I slipped on some boots and a sweatshirt and walked down the stairs of Sheehan Hall, exiting through the main door.  

Two of my friends were at a booth, operating a classic carnival machine known as the “Hi-Stricker” or “Strongman” game where the contestant will hit the base of the object with a hammer, shooting a metal ball up a pole to ring a bell.  

I walked over as one of the athletes ran up to the device, raised his hammer and whacked the base, shooting the metal object up, hitting the bell with the ring of success. 

 The athlete turned and looked at my friends and I, threw his hands up in the air in victory and went around to high-five us all.

His deep, blue eyes expressed something you’d have to see in person to understand.

I’m almost certain  that the look in his eyes was pure joy. It was at this point that I realized the ethics paper could wait.  Studying for my science exam could wait. 

I realized that writing this very article needed to be put into perspective.  

I saw that learning about the geological makeup of our earth for my upcoming test didn’t really matter in the grand scheme of things.

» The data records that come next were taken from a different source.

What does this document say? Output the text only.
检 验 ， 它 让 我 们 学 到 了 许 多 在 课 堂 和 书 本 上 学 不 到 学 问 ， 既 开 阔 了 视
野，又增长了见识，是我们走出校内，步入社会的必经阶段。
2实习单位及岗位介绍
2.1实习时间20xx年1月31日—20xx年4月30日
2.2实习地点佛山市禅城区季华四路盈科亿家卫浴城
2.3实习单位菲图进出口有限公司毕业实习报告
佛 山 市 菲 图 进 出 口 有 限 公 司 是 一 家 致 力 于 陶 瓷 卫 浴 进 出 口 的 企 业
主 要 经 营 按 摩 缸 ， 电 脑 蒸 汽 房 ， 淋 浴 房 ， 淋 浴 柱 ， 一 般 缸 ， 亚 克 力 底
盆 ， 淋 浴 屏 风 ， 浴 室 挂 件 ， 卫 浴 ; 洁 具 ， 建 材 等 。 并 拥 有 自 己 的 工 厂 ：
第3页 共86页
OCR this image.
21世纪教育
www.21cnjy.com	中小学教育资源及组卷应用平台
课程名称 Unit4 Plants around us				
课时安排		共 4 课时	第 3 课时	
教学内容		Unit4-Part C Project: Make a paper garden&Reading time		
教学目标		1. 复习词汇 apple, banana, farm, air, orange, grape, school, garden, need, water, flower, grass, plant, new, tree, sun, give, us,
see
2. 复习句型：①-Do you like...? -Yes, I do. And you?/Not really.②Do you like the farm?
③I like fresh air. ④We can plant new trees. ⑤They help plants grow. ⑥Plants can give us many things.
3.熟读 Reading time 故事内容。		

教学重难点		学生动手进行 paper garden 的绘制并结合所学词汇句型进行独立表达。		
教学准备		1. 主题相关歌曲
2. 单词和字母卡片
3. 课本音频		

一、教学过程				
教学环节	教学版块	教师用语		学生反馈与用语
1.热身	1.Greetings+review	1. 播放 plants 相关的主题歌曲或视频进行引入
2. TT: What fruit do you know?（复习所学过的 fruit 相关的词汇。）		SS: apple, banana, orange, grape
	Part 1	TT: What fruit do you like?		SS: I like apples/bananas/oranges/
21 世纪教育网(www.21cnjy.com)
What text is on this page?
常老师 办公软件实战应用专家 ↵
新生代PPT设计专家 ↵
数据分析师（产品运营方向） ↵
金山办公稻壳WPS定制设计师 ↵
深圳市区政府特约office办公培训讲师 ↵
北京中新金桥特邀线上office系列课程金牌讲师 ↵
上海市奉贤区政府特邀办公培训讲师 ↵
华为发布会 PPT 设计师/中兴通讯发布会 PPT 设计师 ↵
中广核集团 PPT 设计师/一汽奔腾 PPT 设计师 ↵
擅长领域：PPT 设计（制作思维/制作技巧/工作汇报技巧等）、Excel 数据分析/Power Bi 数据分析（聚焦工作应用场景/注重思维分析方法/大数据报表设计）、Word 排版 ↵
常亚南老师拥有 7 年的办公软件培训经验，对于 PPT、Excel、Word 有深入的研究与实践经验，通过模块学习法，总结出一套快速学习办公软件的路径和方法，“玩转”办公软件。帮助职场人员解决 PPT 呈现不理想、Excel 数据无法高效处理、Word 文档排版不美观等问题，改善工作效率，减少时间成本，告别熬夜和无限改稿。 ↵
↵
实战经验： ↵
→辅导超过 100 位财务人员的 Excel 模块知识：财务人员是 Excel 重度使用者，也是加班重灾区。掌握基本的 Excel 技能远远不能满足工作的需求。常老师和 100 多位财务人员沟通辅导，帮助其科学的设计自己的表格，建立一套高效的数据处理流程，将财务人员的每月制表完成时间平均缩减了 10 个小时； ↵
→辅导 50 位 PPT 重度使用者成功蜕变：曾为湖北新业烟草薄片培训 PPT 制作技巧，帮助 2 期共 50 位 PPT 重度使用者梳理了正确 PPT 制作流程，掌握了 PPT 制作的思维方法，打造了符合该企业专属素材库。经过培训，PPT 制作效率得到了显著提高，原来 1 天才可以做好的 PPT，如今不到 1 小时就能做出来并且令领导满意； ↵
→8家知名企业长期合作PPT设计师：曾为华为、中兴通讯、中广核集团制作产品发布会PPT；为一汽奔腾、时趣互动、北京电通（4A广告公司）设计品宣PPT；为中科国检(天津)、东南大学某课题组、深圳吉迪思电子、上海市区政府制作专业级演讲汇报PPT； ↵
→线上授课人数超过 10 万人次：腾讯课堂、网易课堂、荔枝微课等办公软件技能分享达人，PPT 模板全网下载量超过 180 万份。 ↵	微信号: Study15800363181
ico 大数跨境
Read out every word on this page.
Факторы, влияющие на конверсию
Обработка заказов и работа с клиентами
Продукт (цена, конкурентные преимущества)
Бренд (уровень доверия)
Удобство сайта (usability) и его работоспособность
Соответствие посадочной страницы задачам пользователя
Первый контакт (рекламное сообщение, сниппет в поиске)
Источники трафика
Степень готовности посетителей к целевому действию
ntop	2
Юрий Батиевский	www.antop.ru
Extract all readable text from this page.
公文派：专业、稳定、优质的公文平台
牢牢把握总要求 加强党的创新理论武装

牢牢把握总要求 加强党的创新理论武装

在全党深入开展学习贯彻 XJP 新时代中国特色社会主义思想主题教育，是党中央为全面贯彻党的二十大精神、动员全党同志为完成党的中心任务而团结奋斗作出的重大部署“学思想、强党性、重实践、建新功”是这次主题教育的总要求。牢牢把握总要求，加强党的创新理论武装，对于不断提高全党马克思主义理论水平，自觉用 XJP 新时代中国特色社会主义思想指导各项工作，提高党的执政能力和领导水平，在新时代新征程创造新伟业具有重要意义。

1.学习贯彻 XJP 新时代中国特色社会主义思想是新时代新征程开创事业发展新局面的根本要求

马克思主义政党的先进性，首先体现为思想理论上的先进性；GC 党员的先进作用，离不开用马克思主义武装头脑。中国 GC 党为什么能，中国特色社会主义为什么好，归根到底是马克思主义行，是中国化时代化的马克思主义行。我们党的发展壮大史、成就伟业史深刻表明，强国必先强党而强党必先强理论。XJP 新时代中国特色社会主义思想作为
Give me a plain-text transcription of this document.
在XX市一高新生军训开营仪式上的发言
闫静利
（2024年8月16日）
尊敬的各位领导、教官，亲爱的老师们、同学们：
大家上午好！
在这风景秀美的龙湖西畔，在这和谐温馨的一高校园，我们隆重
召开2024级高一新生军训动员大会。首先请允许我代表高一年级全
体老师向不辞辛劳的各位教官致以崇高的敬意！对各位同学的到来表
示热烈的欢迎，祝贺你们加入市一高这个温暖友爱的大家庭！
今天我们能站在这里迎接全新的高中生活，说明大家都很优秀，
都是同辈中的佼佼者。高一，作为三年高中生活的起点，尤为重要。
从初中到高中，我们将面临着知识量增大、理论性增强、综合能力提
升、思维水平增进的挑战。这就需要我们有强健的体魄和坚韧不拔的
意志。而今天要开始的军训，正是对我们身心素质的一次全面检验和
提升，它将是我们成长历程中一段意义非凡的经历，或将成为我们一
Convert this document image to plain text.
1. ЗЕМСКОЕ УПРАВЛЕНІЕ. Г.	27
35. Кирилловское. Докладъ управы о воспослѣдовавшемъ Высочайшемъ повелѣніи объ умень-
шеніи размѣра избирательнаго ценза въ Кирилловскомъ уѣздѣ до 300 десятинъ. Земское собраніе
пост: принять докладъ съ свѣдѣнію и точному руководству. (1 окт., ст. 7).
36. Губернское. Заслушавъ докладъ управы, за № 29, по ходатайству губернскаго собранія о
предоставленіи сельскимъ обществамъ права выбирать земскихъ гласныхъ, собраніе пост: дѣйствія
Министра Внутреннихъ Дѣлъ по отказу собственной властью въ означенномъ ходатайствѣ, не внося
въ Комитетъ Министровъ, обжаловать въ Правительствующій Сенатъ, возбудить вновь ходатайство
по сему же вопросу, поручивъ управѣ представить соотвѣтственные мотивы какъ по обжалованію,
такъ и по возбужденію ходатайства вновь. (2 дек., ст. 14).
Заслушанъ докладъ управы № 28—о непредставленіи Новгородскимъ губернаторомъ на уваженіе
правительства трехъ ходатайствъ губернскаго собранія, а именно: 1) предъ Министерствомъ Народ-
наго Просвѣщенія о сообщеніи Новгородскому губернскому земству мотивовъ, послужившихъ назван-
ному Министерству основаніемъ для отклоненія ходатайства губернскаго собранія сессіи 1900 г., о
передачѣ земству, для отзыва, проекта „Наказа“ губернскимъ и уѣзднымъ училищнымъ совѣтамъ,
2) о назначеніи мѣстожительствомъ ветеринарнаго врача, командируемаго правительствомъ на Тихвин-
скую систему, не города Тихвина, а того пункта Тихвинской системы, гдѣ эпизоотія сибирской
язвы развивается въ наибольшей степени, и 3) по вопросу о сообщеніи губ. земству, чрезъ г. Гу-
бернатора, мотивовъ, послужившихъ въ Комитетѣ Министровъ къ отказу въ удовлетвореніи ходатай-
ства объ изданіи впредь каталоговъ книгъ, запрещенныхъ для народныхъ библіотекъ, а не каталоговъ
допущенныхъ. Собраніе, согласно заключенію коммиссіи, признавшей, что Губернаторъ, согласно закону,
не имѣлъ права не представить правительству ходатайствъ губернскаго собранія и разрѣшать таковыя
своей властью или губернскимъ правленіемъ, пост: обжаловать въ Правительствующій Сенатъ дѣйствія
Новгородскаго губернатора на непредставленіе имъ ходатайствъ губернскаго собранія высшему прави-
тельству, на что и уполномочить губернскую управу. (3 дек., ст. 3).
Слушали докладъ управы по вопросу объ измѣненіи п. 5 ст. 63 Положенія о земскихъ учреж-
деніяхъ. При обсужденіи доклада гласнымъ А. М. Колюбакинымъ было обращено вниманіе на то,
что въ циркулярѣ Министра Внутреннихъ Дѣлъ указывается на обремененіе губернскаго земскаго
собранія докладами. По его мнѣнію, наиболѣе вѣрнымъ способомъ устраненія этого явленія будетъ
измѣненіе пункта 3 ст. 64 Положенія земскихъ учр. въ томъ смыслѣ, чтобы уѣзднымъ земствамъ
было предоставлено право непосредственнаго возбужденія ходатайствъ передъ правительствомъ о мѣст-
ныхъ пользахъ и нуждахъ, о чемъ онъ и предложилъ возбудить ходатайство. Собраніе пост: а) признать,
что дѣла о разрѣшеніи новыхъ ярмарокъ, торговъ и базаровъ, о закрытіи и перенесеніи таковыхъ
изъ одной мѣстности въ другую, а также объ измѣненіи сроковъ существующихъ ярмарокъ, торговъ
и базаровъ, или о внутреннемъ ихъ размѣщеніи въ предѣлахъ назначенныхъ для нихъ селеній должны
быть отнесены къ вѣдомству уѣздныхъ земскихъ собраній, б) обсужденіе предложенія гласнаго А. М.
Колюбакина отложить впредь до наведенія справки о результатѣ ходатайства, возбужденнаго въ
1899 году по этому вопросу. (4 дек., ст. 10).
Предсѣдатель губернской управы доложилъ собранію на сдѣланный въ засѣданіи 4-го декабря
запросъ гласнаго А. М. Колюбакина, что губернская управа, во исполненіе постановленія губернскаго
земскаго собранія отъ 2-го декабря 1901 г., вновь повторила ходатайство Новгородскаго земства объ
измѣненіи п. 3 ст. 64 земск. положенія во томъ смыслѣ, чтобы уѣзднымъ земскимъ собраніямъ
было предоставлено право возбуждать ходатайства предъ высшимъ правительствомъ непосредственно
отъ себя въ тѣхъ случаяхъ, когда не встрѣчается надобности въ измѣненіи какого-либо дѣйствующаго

As I looked around and saw the expansive community of Villanova students, faculty and staff sharing in the joys of the Special Olympics, I was inspired by their vigor and enthusiasm for helping others. 

My experiences writing papers and my short stint serving in the quad were both important, but service has another meaning that transcends the academic and professional realms.  

Indeed, we cannot write papers, study for tests and live a normal life if it weren’t for the service we give to one another each and every day. I know people have served me throughout my life.  I spent the first few years of my life always at my mother’s side, as she read books to me and taught me to love learning.  

My father has sacrificed thousands of hours putting in extra work at his job so I could afford to go to a private high school and college.  

The Villanova community has served me as well, through organizations like The Villanovan, my friends and clergy.  

You, too, have had people serve you and you, too, have served others.  

Is there a better feeling in the world than seeing the joy of helping others, or to experience that joy after being helped yourself?  

Watch the transformation from comfortable fall into the harsh winter and consider how you serve others. 

 Indeed, we are all the withering leaves on the November trees, destined for our fall to be buried below the comforting blanket of snow.  

This reality isn’t scary—it’s liberating.  

It means that everything we do for one another, every single connection each and every day, matters because we have a finite time to experience the holy sensation of loving and serving each other. 

Is there a better way to live than to help ensure that other leaves don’t fall?